For long-horizon retirement investors, Walmart Inc.

(WMT) is the stronger choice — it scores higher on the combination of lower volatility, dividend reliability, and long-term compounding (low volatility (β 0. 12), 0. 7% yield, +505. 0% 10Y return). Both have compounded well over 10 years (WMT: +505. 0%, UTI: +970. 1%), confirming both are viable long-term holds — but the lower-volatility option typically results in less emotional selling during corrections. Retirement portfolios generally favour predictability over maximum returns. Consult a financial advisor before making allocation decisions.

10

What are the main differences between UTI and WMT?

Both stocks operate in the Consumer Defensive sector, making this a peer-level intra-sector comparison — the same macro tailwinds and headwinds will affect both.

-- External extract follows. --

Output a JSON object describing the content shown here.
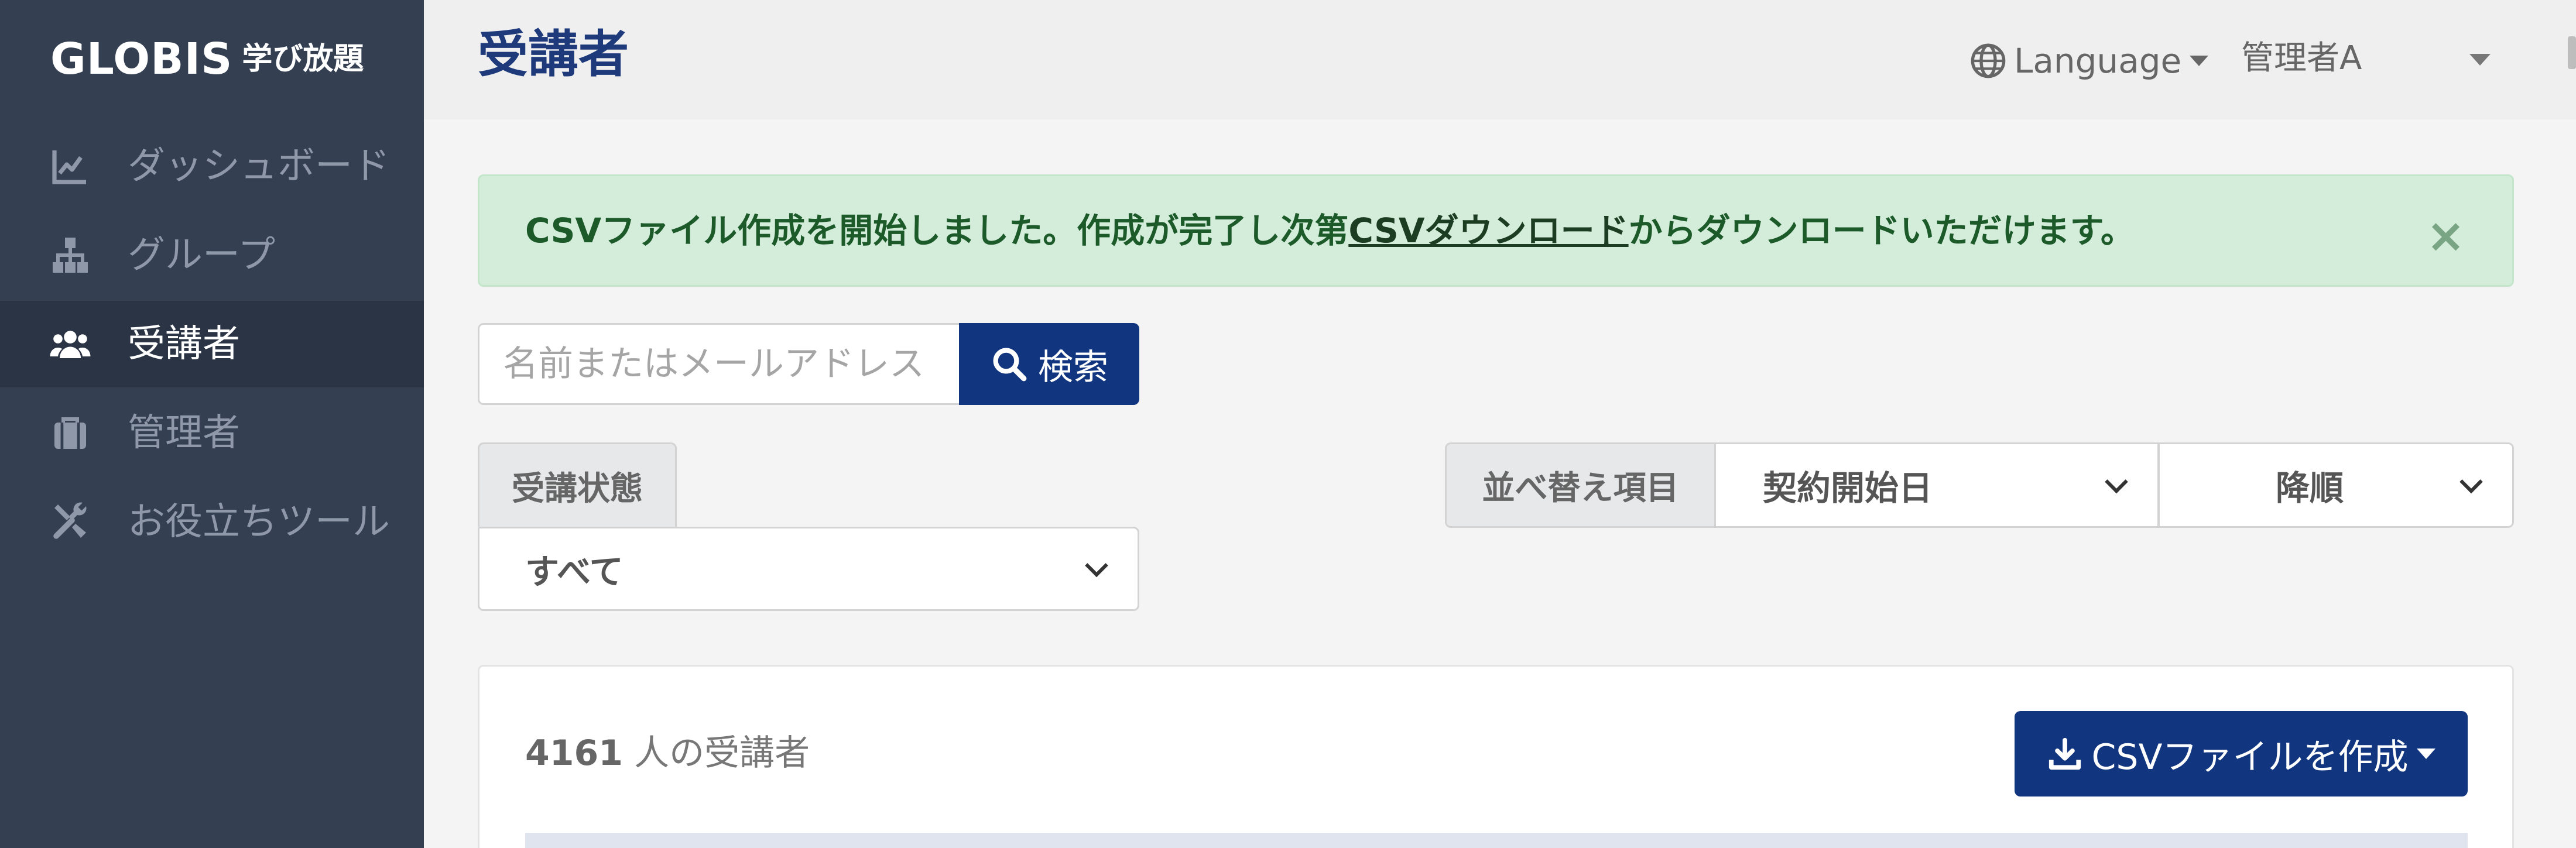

WMT pays a dividend while UTI does not, making them suitable for different income and tax situations. These fundamental differences mean investors should not choose between them on a single metric — the "better stock" depends entirely on which of these characteristics aligns with your investment strategy.

Find Stocks Like These

Explore pre-built screens for each stock's profile, or build a custom screen to find stocks that outperform both.

Stocks Like

UTI

Quality Business

  • Sector: Consumer Defensive
  • Market Cap > $100B
  • Revenue Growth > 5%
  • Gross Margin > 14%
Run This Screen
Stocks Like

WMT

Stable Dividend Mega-Cap

  • Sector: Consumer Defensive
  • Market Cap > $100B
  • Revenue Growth > 5%
  • Gross Margin > 14%
Run This Screen
Custom Screen

Beat Both

Find stocks that outperform UTI and WMT on the metrics below

Revenue Growth>
%
(UTI: 6.7% · WMT: 5.8%)
Net Margin>
%
(UTI: 4.9% · WMT: 3.3%)
P/E Ratio<
x
(UTI: 32.7x · WMT: 47.6x)

You Might Also Compare

Based on how these companies actually compete and overlap — not just which sector they're filed under.